Hi Scotty = thank you for your reply. I chatted to our vet and he said the antibiotics she is on are very strong so could be the cause of her feeling nauseus and subdued. Our walk yesterday was interesting - we followed your advice and took a totally different route - she perked up quite a bit. Regarding TTouch, I am VERY blessed and have a friend who is a tt practitioner - she has shown me some of the touches and they made a HUGE difference on the day of her " stroke"  I did ear and mouth work while we were waiting for the vet and even the receptionist commented on how my little girl was calming down. My friend is coming over on Saturday and will treat her to a pamper session. Thanks again for all your help and advice.

Reply to GD Mom
Posted by: Dog Behaviour Expert | 2012/02/02

Hi there, GD Mum, nice to hear from you again, and your not joking when you say a bad start to the year - the poor things!
Honestly, I am not sure why she should be so subdued and I really think you should talk to the vet about it as it may even be a side effect from the meds she is on and would be a good idea to mention to him and see what he thinks, and also to check if she can have same exercise etc as before.

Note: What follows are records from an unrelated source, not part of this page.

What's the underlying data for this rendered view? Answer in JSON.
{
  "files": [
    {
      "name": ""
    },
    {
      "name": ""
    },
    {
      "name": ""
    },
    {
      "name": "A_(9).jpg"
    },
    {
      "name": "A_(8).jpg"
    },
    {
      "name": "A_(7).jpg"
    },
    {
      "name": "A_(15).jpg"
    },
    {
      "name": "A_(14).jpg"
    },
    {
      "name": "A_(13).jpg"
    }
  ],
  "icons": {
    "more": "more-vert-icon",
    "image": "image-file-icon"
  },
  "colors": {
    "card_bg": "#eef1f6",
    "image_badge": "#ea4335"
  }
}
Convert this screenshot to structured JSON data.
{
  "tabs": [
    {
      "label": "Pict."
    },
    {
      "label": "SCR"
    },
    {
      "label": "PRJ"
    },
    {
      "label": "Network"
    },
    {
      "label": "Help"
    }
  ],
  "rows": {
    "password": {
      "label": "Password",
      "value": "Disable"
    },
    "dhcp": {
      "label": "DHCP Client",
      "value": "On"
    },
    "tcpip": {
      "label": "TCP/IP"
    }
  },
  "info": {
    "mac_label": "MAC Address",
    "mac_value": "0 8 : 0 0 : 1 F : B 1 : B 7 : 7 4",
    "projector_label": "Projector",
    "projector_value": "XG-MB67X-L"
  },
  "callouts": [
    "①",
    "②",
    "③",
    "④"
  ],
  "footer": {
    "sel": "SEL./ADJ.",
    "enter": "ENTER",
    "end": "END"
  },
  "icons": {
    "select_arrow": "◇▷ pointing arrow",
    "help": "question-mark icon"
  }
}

There could also be an element of stress in which case some TTouch would help. I would try and get her back to life as it was before - dont 'pander' to her (will make her more insecure, but rather get her doing activities which she really enjoyed before the incident, such as playing with ball, walks etc.With walks, look for locations you dont normally visit, which may stimulate her. I do find that if a dog is a bit 'depressed', to engage in the activities it really enjoys helps, and perhaps a visit to a dog park/location may assist.